Comment by paxys
Comment by paxys 2 days ago
Pre-covid - an entire working team is clustered in the same office and have desks near each other. People collaborate via in-person meetings, hallway conversations and general proximity.
During covid - hiring is mostly remote since companies figure they don't have to be constrained by geography anymore. Employees work at home and collaborate over Zoom meetings. It's difficult at first but everyone adjusts. Productivity is allegedly lower, partly due to the remote nature, partly because employees are slacking off.
Now - employers start mandating return to office. Teams are still distributed, so rather than collaborating via physical proximity employees have to spend their day trying to find meeting rooms and sitting on Zoom, just in the office instead of their homes.

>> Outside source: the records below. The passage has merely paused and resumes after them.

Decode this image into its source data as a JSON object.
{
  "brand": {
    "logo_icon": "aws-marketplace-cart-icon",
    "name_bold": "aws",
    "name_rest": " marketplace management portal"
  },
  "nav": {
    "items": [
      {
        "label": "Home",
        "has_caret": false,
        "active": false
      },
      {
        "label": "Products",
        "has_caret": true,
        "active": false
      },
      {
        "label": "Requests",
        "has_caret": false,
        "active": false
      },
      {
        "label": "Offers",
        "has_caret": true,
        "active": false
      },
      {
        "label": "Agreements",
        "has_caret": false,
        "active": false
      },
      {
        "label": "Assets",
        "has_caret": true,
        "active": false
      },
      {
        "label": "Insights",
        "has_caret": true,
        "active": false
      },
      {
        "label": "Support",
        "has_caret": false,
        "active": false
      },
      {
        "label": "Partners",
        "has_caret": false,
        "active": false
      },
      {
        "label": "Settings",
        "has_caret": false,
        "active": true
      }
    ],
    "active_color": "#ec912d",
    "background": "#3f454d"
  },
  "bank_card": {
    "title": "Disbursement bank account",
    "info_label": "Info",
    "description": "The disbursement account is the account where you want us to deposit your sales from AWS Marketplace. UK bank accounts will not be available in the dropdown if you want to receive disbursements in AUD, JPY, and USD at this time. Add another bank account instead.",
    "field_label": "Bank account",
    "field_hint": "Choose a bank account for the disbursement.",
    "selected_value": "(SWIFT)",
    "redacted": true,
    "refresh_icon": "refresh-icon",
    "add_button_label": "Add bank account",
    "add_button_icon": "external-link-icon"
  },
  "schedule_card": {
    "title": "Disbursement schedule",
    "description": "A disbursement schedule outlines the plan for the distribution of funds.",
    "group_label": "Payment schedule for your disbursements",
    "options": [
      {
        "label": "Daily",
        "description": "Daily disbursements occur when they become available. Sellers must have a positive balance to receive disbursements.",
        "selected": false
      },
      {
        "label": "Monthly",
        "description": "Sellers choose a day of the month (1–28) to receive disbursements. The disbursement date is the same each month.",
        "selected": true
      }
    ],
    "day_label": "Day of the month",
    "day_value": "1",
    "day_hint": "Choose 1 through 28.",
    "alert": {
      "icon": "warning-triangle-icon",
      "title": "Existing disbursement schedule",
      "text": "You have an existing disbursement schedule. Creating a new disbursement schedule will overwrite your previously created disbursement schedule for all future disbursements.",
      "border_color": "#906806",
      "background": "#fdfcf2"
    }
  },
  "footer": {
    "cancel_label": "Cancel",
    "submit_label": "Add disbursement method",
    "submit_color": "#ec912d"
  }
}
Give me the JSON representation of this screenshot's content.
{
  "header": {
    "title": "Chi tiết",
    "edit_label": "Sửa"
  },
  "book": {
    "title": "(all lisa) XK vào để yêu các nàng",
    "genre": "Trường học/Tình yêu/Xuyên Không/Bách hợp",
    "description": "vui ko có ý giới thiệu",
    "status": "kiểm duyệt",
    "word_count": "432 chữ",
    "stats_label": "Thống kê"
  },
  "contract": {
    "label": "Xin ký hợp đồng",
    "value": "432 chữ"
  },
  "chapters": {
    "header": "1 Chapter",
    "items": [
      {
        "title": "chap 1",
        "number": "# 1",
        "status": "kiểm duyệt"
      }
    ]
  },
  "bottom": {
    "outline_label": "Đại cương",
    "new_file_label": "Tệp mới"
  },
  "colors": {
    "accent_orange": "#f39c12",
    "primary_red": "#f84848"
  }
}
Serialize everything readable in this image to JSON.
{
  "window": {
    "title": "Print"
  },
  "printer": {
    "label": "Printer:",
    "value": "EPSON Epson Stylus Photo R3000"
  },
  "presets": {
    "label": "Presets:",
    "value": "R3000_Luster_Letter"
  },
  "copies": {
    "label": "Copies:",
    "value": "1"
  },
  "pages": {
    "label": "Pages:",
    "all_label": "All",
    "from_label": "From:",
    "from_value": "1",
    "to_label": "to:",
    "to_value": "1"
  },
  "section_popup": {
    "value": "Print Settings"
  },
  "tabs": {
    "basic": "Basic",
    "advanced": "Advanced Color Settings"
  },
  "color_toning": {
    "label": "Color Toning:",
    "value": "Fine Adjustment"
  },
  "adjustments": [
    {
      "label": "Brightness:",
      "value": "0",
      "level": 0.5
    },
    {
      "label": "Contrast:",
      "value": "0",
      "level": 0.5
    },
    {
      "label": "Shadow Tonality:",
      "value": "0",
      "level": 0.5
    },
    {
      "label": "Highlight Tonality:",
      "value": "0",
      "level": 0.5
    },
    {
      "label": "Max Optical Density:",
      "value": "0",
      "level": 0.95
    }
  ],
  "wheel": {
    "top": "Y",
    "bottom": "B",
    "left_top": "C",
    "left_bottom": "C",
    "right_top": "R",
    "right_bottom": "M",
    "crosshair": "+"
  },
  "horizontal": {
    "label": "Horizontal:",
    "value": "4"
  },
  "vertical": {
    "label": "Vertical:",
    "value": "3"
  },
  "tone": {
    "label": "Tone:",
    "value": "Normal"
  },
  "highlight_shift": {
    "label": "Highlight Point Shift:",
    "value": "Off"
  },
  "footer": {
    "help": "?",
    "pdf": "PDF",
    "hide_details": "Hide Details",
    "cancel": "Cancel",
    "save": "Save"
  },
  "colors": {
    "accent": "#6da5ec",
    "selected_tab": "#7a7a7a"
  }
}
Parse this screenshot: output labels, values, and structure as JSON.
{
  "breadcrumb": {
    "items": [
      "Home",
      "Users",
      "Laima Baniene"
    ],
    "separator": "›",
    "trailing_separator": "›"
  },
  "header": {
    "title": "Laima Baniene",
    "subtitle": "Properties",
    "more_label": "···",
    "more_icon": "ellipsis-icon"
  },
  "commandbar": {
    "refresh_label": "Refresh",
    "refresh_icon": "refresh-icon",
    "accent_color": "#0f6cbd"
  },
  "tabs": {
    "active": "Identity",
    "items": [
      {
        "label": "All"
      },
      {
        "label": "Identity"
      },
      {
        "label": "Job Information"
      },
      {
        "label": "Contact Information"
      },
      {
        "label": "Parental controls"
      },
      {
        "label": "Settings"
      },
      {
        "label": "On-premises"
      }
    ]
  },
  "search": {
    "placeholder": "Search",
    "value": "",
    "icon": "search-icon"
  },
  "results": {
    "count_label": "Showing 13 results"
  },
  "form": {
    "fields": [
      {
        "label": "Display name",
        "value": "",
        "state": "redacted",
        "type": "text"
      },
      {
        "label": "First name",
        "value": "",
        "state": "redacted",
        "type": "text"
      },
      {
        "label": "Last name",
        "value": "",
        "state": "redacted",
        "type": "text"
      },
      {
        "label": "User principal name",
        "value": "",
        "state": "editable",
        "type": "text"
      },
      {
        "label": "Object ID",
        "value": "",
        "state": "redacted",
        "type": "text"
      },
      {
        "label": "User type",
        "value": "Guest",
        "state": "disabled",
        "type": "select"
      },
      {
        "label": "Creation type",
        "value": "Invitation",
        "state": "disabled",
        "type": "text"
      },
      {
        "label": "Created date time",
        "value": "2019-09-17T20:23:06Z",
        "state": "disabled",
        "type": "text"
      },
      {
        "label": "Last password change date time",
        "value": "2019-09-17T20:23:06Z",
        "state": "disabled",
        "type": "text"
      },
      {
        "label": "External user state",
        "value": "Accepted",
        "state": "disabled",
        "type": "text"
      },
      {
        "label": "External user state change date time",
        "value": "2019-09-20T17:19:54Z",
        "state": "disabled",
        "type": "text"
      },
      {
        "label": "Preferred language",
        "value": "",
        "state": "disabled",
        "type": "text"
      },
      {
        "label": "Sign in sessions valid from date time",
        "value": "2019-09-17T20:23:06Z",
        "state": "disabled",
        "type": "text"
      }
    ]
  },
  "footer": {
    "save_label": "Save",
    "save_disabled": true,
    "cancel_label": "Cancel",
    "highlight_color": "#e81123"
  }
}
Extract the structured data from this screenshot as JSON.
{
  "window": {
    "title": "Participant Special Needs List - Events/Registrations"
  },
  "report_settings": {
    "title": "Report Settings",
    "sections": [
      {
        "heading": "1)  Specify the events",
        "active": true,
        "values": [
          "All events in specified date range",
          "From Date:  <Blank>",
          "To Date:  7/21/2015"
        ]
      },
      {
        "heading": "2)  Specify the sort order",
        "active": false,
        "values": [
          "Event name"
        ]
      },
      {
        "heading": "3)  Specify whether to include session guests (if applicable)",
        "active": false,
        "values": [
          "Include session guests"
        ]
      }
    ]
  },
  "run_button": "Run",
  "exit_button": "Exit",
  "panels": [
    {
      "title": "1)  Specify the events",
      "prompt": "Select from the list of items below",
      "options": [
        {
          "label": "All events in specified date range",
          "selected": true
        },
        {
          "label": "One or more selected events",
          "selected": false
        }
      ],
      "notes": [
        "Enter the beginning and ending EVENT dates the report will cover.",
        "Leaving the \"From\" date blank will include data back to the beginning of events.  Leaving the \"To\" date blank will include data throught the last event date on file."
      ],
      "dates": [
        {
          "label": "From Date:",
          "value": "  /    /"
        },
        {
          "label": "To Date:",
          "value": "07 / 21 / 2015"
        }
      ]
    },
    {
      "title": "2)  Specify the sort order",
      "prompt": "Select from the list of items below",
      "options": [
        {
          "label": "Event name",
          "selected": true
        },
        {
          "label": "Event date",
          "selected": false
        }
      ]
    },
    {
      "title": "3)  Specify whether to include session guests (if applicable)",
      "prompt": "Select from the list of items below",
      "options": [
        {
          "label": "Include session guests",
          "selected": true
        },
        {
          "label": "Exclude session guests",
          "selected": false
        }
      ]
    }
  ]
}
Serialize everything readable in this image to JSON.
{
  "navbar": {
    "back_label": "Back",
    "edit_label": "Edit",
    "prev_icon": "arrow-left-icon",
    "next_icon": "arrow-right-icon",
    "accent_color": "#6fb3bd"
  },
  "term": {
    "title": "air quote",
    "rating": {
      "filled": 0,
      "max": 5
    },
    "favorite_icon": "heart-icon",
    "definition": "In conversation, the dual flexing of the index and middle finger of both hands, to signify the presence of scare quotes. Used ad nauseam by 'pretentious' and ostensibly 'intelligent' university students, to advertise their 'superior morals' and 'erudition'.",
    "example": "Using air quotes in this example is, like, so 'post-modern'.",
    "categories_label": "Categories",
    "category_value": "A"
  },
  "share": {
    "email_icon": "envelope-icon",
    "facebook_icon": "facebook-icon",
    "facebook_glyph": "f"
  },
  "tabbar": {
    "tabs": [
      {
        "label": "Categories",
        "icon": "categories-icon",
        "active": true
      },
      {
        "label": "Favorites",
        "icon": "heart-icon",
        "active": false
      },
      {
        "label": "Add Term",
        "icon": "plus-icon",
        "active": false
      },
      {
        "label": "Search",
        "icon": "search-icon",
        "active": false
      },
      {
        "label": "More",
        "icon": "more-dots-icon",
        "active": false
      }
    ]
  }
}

Is the company actually more productive now? Some McKinsey consultant has a slide deck showing that it has gone up from 6.5 to 7.2, so the bosses all pat themselves on the back.
> Pre-covid - an entire working team is clustered in the same office
Just a reminder that there were plenty of great distributed teams long before Covid. I had had only a few "in office" jobs in my pre-covid career (and generally found collaboration better on remote teams, though goofing off has a bit harder to organize).
I also find it funny that somehow software engineers completely forget about the existence of open source software which worked in a more extremely distributed fashion than any remote company I've worked for at a time when IRC and email where the only tools for remote communication. Most of the most used and most successful software was written by globally distributed teams that only met face to face every few years if ever.
This timeline you are presenting applies only to large corporate jobs, where my experience has been "work productivity" always takes a back seat to organizational theater.